Ses mots furent prononcés juste assez fort pour que les personnes à proximité puissent entendre. Les têtes se tournèrent. Des chuchotements commencèrent à se propager dans la foule.
« Je vais bien », dit Alix en serrant les dents.
Les yeux de Camille se remplirent de larmes. « Oh, Alix, tu n'as pas besoin d'être si courageuse.

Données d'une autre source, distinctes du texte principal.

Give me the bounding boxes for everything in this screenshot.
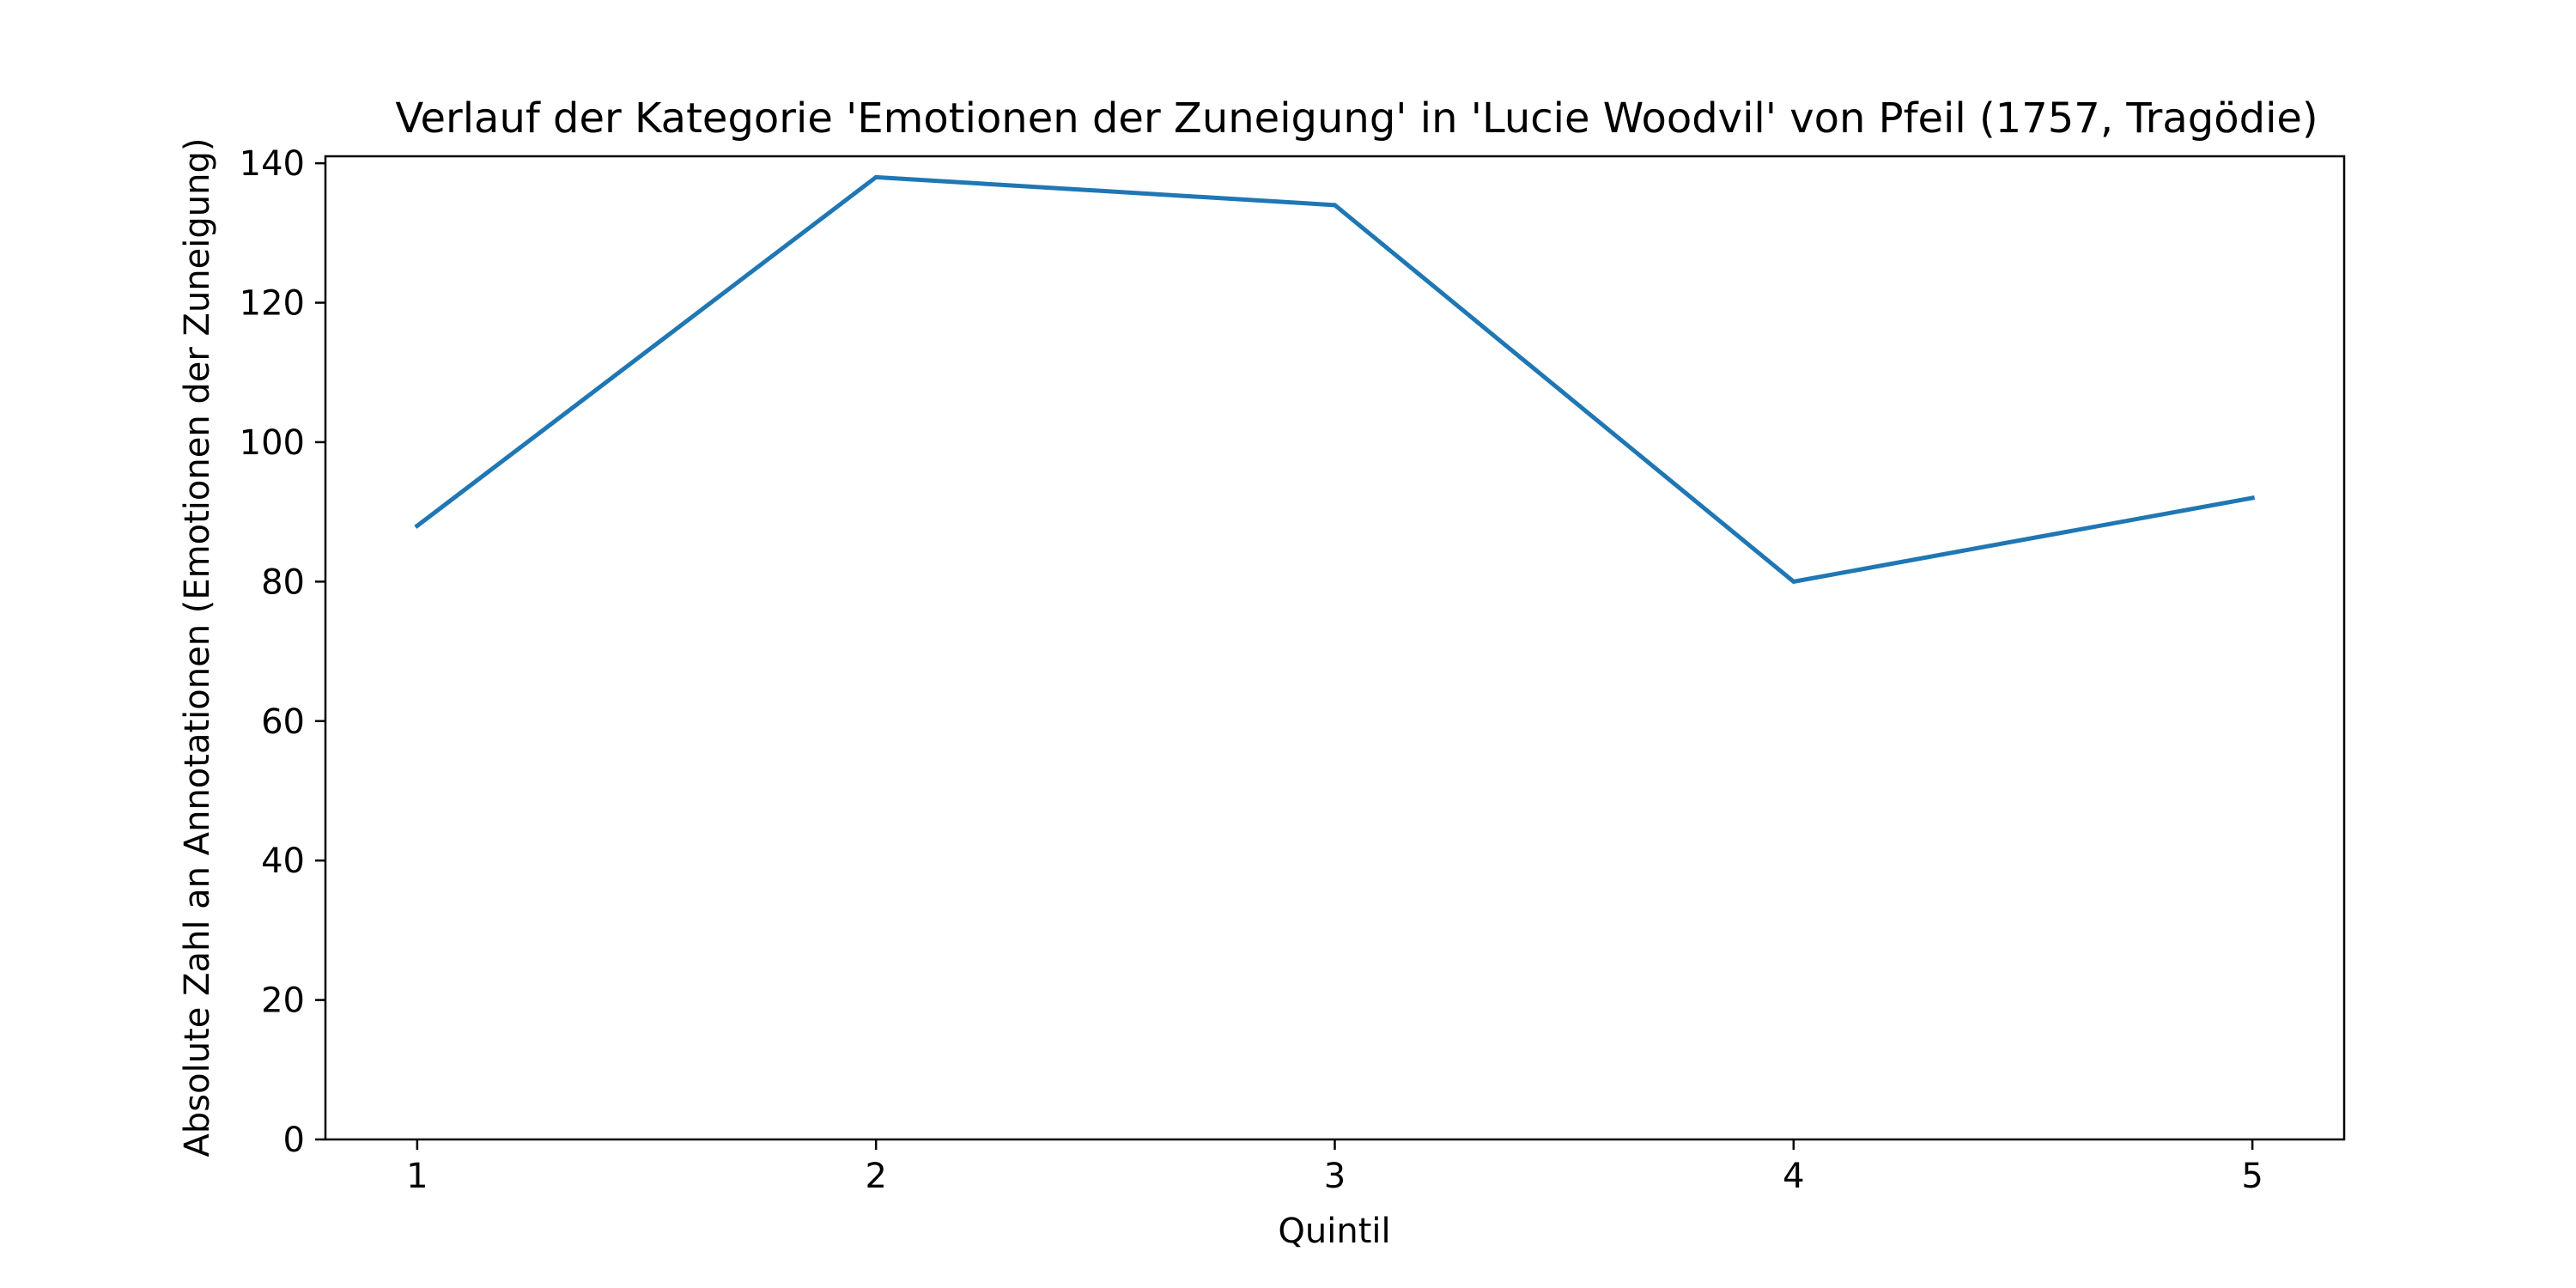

Je sais que nous avons eu nos différends, mais je veux vraiment t'aider. » Elle renifla, un son parfait et délicat qui attira la sympathie de tous.
« Arrête ça », siffla Alix, sa patience à bout.
« S'il te plaît, ne sois pas en colère contre moi », gémit Camille, se tournant vers Adrien, sa lèvre inférieure tremblante. « Adrien, elle me fait peur. »
Adrien s'avança, plaçant un bras réconfortant autour des épaules de Camille. Il regarda Alix, ses yeux durs de déception. « Alix. Ça suffit. »
Il emmena Camille en pleurs, laissant Alix seule au milieu d'une mer de regards accusateurs. Elle le regarda murmurer des mots réconfortants à Camille, sa tête penchée près de la sienne. La scène fut un poignard dans son cœur. Il ne lui avait jamais montré ce genre de soutien public, cette douce protection. Pour le monde, et pour lui, elle était la méchante, et Camille était la victime.
Elle comprit enfin. Il ne protégeait pas seulement Camille à cause de la dette. Il tenait à elle. Peut-être même qu'il l'aimait. Et elle, Alix, n'avait jamais été qu'une diversion, un « magnifique désastre » qu'il aimait dompter en privé mais ne revendiquerait jamais en public.
L'amour auquel elle s'était accrochée, l'espoir qu'elle avait nourri dans l'ombre, était un mensonge.
Elle se tourna et se dirigea vers le bar, ses mouvements raides et robotiques. Elle avait besoin d'un verre. Elle avait besoin d'anesthésier la douleur qui menaçait de la déchirer.